I winced. “I can imagine.” The first British colonists in the Americas had been dissenters—notably, Calumnates—who held that any and all magic was sin. There were few geomagicians working in the Americas, but you could always pick them out; their work so often had an anti-magic slant to it.
“After that, witches were, well, a bit more hesitant to sit for anthropological interviews, even here.”

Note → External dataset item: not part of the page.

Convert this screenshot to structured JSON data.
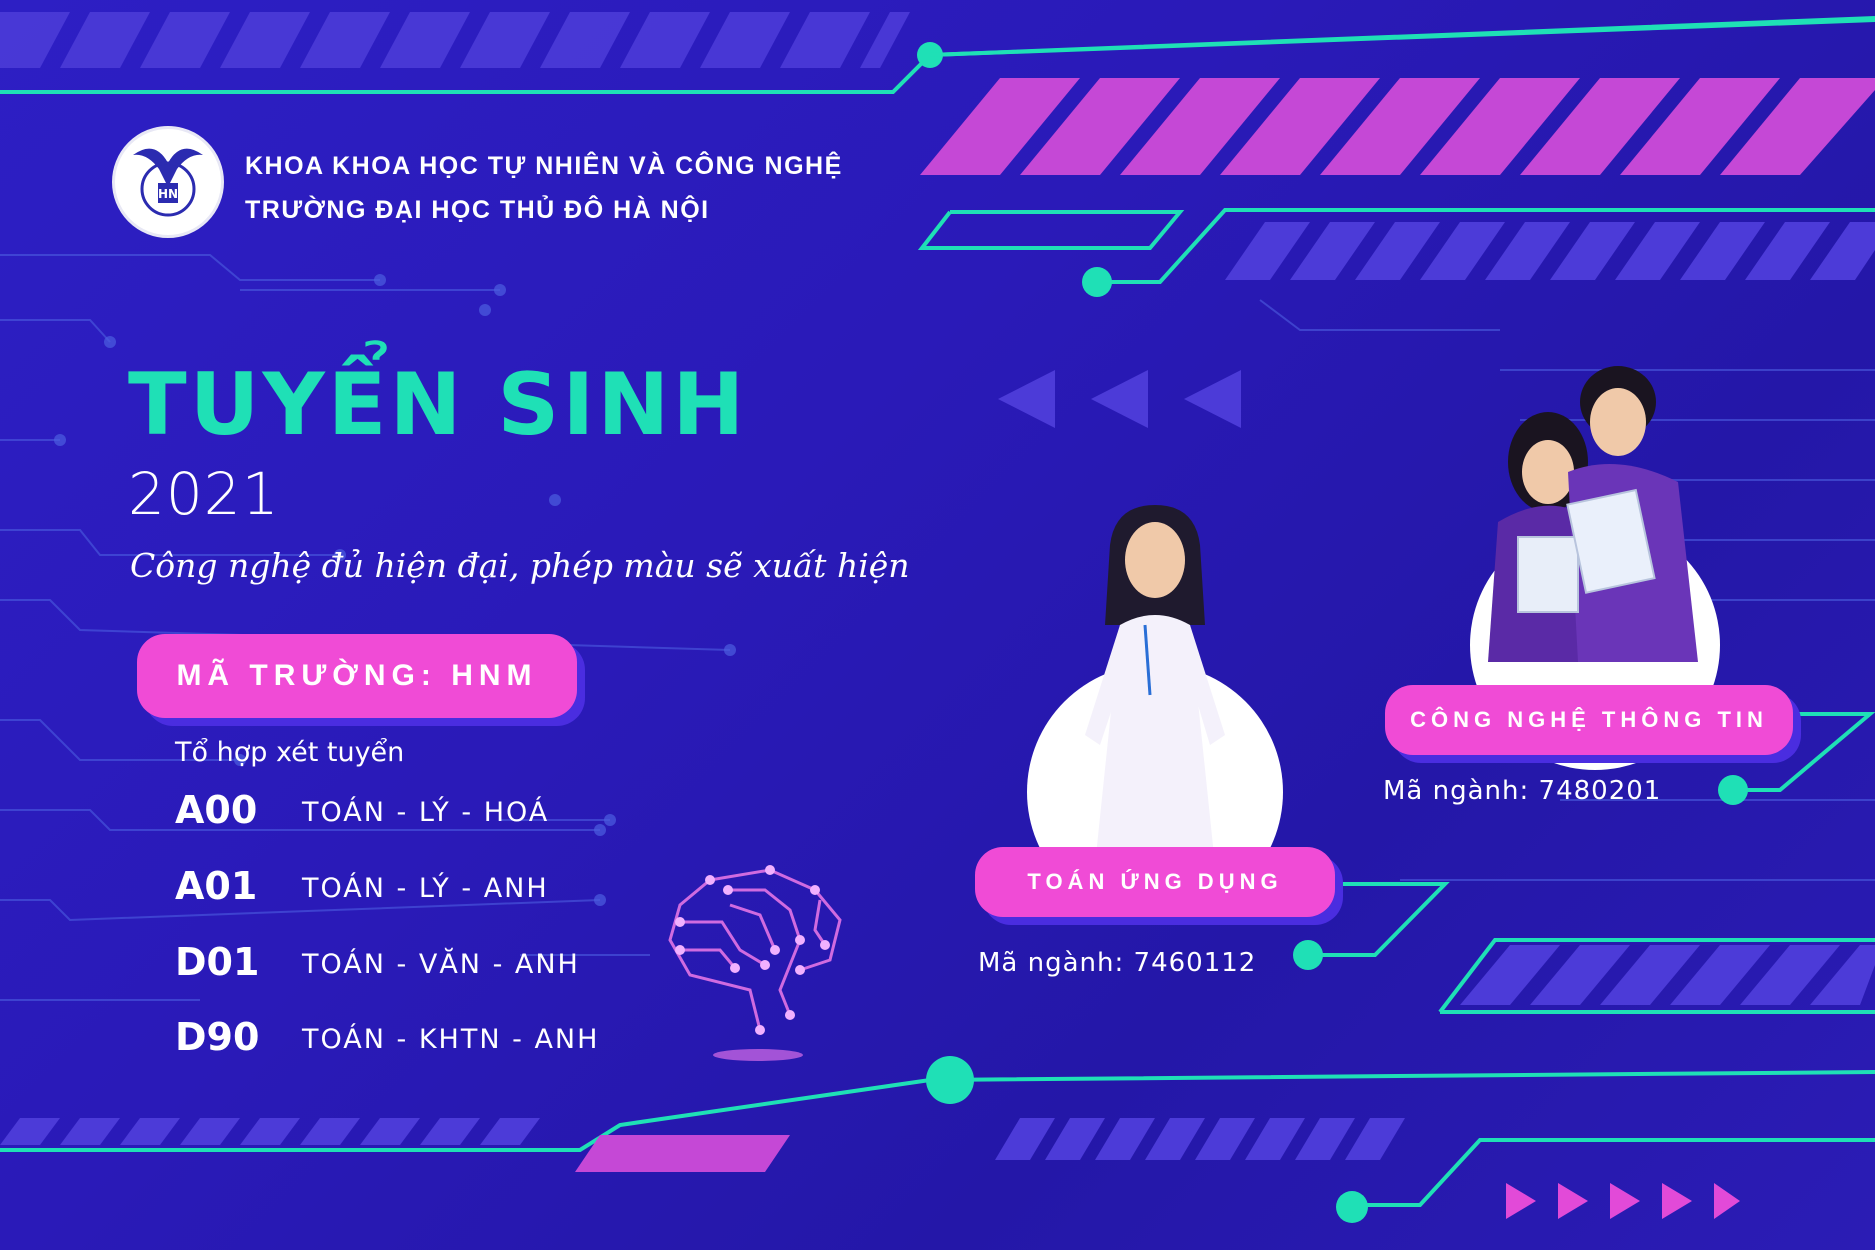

I flipped through the pages of the Taxonomia, skimming chapter headings. Green-witches. Water-witches. Paper-witches. Stitch-witches.
“Nachtnebel theorized that many witches have a special affinity. Essentially, an area in which they do not need to use a reliq.”
My nose wrinkled. “But that’s the very definition of a witch. Someone who doesn’t need a reliq for any magic.”
“That’s the conventional definition. But maybe the ones we think of now as witches—extraordinary people like Lucy, who have affinities for all magic—maybe that is only one category of witch? And what if there are others?”
Even as I followed this argument, a small part of my brain noticed that I liked to see Henry excited. I liked the way his eyes lit, and his mouth worked quickly; how the smirk fell away to reveal the truth of his joy in the work. It reminded me of the boy I’d known.
“If Nachtnebel is right, if I am right, think how many witches there may be, right now, living their lives in ignorance. Unaware of their potential. Men and women with some area of magic for which they wouldn’t need a reliq.
Who just have no idea of their gift, because it’s simply not part of our framework for how witchery works.
But such frameworks should—must!—adapt to new information. That’s basic scientific principle.”
“And what would that make me, then?” I asked, and realized, as the words fell out, that he had me half convinced already.
Henry’s face softened, slackened, and his hand darted out across the still-spread map to catch my chin gently. His thumb stroked across my cheek, and my skin lit where he touched me.
“Isn’t it obvious? Why, Mary, you’re a fossil witch.”